The general distribution of depositional environments associations in T3x2, T3x4 and T3x6 were identified based on (1) 125 cores from 22 wells (well locations in Fig. 1); (2) microfacies derived from log response from 69 wells (well locations in Fig. 1), which cover most parts of the study area. Detrital compositions (%) for all samples from T3x2, T3x4 and T3x6 are studied following classification scheme of siliciclastics from Pettijohn et al. (2012). Furthermore, diagenetic history was determined with detrital components, rock properties. Finally, we discussed the impact of depositional environment and diagenesis on the Upper Triassic Xujiahe tight-sand reservoir in Guang’an area based on the evidence mentioned above.
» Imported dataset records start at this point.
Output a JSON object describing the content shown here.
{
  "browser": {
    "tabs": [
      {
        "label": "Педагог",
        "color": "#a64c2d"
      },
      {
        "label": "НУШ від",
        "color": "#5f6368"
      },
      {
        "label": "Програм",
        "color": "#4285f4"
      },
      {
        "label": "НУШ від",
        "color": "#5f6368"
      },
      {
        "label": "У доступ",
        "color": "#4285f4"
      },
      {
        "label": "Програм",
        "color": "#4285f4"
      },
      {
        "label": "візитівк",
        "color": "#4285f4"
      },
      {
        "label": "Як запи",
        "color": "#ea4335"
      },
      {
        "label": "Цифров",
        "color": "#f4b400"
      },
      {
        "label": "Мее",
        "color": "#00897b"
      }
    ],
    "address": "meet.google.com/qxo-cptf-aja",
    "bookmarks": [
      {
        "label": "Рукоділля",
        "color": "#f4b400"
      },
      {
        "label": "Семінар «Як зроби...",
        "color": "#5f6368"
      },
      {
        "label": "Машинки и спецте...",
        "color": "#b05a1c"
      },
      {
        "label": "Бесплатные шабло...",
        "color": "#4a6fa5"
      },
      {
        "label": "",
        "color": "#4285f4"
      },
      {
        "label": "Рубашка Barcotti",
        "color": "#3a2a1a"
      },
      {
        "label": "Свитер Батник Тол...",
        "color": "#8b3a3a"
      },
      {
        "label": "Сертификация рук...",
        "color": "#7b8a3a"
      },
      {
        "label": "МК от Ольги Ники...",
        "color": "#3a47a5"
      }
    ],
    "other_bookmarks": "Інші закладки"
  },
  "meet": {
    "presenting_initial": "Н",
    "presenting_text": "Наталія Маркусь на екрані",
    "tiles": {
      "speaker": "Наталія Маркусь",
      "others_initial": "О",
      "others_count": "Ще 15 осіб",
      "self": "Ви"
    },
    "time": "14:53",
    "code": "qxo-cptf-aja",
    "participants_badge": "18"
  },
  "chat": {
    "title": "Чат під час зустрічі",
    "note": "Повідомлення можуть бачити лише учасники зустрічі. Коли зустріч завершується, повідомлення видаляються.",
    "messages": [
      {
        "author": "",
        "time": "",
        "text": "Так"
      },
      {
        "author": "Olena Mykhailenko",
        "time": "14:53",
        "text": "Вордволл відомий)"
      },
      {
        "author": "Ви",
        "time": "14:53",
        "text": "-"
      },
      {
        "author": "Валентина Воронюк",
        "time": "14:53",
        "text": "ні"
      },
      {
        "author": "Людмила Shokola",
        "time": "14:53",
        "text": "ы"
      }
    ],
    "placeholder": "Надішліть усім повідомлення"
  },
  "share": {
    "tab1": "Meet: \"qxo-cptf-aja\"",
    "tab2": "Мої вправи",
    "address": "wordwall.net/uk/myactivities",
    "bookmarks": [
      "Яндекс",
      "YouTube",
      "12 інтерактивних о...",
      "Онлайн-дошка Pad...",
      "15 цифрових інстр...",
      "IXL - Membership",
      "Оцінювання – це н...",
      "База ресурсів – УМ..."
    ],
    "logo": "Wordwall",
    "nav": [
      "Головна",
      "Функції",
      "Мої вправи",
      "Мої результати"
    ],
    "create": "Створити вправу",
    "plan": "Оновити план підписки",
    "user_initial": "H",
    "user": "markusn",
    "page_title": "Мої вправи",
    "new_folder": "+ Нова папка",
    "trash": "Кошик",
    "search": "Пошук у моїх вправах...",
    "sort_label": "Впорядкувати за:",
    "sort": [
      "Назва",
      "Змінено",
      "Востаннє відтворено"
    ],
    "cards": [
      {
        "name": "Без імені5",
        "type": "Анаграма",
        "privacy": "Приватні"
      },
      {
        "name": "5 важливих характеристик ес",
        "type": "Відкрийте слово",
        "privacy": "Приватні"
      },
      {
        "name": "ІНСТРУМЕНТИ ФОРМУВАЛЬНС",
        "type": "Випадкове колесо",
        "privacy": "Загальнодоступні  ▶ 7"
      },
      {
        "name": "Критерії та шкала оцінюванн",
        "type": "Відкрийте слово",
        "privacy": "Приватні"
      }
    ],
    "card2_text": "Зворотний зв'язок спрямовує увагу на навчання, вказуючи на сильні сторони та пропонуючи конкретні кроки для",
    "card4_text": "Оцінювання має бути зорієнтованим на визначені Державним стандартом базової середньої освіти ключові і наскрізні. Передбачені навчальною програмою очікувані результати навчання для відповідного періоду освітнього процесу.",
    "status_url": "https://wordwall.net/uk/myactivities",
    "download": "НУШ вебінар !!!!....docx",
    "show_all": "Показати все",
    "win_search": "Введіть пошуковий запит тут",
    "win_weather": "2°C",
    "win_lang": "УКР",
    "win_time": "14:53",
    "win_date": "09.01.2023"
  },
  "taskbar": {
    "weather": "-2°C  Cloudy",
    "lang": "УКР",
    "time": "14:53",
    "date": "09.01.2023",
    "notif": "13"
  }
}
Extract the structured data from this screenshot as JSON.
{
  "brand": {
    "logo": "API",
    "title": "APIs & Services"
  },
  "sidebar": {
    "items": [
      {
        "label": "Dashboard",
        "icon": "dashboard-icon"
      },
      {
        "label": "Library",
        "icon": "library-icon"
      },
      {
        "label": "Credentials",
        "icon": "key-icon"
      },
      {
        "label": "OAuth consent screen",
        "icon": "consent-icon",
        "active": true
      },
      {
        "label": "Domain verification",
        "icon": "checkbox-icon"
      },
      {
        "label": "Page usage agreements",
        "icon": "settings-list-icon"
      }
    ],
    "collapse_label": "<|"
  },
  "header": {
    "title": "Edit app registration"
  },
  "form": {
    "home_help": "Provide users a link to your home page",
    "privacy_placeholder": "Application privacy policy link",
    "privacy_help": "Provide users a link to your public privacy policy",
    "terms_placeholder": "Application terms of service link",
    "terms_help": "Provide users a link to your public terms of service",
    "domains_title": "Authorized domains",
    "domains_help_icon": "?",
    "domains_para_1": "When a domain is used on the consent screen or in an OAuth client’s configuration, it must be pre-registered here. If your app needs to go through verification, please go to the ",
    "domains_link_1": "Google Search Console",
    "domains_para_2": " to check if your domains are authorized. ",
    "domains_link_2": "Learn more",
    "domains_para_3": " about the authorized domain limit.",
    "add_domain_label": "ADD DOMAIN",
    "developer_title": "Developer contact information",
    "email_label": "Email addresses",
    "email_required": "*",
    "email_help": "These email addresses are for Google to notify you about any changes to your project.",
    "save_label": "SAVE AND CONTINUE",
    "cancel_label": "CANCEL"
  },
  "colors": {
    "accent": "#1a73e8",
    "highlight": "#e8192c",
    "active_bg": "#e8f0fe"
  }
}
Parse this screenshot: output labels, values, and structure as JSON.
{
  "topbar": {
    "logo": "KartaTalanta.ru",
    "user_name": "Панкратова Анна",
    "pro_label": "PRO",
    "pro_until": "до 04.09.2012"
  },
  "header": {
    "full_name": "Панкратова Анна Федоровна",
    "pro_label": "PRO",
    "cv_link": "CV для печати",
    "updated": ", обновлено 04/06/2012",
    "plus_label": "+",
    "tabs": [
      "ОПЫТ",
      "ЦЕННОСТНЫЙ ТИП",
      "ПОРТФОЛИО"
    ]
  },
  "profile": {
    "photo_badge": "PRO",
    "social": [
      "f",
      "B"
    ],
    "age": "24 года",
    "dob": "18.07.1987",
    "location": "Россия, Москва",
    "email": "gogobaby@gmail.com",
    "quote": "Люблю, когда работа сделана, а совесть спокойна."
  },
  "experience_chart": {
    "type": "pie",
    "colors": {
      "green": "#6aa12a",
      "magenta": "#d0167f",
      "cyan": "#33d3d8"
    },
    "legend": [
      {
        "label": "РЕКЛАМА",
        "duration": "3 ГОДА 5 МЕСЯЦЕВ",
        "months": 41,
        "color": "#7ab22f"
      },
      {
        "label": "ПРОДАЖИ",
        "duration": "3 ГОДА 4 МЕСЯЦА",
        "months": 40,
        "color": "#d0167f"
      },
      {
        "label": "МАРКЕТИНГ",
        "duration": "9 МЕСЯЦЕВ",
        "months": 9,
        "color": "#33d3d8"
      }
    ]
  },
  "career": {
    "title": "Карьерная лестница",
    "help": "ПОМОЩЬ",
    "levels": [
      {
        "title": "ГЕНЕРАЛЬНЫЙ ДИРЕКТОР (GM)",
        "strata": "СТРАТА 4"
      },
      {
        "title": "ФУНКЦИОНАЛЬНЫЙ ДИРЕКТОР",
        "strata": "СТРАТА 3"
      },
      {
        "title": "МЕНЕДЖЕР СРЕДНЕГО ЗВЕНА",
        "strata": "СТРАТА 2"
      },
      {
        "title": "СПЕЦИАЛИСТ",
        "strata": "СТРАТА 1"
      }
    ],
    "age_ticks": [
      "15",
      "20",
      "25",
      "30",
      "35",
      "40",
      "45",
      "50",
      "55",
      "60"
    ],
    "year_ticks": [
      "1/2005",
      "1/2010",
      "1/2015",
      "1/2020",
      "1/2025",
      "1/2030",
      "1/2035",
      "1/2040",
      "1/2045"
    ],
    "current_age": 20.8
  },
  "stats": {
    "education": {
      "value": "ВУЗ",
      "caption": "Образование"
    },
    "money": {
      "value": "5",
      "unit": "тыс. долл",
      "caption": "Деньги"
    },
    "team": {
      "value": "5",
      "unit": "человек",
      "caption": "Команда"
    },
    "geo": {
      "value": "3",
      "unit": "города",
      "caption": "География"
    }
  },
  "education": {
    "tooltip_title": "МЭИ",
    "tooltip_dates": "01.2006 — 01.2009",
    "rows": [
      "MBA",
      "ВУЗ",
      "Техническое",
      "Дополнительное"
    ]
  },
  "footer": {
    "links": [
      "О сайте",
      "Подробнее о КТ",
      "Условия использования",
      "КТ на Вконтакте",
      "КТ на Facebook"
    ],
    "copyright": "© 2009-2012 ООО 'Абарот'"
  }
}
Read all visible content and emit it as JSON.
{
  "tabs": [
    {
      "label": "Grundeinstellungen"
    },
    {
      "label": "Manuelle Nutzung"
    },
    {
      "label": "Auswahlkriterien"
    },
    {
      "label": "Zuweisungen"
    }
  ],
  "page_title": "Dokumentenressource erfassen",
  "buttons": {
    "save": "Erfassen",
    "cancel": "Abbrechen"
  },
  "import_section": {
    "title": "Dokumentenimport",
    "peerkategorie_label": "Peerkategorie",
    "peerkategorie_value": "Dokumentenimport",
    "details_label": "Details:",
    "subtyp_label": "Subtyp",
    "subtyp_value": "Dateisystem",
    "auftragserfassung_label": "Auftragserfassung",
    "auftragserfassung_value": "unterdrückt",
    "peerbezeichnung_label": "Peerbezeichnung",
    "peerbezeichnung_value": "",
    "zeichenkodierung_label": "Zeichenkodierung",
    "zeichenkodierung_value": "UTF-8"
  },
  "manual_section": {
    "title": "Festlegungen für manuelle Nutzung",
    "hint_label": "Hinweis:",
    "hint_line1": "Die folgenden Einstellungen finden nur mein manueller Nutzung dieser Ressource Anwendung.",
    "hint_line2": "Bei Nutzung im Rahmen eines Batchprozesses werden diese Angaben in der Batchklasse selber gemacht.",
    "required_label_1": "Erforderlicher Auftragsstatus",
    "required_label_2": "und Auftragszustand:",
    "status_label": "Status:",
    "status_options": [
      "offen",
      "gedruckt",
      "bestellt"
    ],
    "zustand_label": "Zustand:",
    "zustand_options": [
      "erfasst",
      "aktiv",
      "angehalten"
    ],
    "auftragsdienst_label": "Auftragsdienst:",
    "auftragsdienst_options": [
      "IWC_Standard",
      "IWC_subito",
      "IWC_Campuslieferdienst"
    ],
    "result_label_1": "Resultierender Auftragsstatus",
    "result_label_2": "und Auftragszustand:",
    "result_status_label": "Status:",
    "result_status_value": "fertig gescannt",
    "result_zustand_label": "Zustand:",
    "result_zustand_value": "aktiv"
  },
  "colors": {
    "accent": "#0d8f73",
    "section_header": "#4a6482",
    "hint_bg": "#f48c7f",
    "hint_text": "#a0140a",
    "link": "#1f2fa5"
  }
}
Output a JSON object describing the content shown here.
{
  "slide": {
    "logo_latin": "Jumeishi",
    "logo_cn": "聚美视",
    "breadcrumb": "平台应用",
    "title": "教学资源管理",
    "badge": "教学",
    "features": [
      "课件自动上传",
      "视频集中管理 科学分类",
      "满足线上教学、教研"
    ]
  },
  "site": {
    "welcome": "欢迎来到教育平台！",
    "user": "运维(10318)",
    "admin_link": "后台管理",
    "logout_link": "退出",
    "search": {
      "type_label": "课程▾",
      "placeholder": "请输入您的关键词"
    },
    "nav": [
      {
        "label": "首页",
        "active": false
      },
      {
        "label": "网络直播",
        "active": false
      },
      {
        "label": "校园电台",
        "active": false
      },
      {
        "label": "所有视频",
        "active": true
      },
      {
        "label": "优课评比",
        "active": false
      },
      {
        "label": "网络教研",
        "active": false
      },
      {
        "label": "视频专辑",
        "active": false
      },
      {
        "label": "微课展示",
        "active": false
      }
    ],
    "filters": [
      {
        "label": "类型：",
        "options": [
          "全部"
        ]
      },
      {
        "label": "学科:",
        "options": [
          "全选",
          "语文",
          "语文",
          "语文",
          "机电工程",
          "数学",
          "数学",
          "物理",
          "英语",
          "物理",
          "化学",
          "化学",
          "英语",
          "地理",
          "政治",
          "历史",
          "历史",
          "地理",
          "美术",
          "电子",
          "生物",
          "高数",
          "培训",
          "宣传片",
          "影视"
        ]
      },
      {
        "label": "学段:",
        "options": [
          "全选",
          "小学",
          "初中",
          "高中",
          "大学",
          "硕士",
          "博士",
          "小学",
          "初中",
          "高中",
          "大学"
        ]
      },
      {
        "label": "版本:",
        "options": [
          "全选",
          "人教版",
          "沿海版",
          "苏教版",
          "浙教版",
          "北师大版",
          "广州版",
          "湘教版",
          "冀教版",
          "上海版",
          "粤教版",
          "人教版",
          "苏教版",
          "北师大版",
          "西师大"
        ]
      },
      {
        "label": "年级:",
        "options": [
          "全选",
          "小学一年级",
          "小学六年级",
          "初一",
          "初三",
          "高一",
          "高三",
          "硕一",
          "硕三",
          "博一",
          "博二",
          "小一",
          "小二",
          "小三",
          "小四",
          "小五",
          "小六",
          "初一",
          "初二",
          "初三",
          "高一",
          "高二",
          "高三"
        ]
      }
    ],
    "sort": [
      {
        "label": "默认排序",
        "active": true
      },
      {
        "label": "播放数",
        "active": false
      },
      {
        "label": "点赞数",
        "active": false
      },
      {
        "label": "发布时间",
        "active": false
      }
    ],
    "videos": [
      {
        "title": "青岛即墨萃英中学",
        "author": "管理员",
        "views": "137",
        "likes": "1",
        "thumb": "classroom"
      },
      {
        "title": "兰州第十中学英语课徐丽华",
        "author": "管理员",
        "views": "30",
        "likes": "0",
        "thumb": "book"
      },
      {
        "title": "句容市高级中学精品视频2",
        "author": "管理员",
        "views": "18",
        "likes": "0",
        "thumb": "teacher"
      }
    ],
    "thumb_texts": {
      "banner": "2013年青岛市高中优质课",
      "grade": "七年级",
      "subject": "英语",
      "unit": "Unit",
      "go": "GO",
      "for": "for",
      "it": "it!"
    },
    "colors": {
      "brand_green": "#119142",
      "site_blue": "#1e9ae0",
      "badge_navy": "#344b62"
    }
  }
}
Sedimentary characteristics

Sedimentary facies symbol

The Xujiahe sandstone are commonly grey and light grey mudstone, and black shale and coal line, indicating humid climate and weak oxidation—reduction environment. Specifically, black mudstone contains considerable plant debris or fossilized stems under weak hydrodynamic conditions, such as flood plain, deltaic swamp plain, inter-distributary channel, etc. And black carbonaceous shale, coal line and coal seam are typically developed in swamp.

The primary sedimentary structures of Xujieha Formation in studying area, an indicator of the depositional environment and hydrodynamic conditions (Boggs 2006; Zahid et al. 2016), are dominated by bedding plane and bedding structure.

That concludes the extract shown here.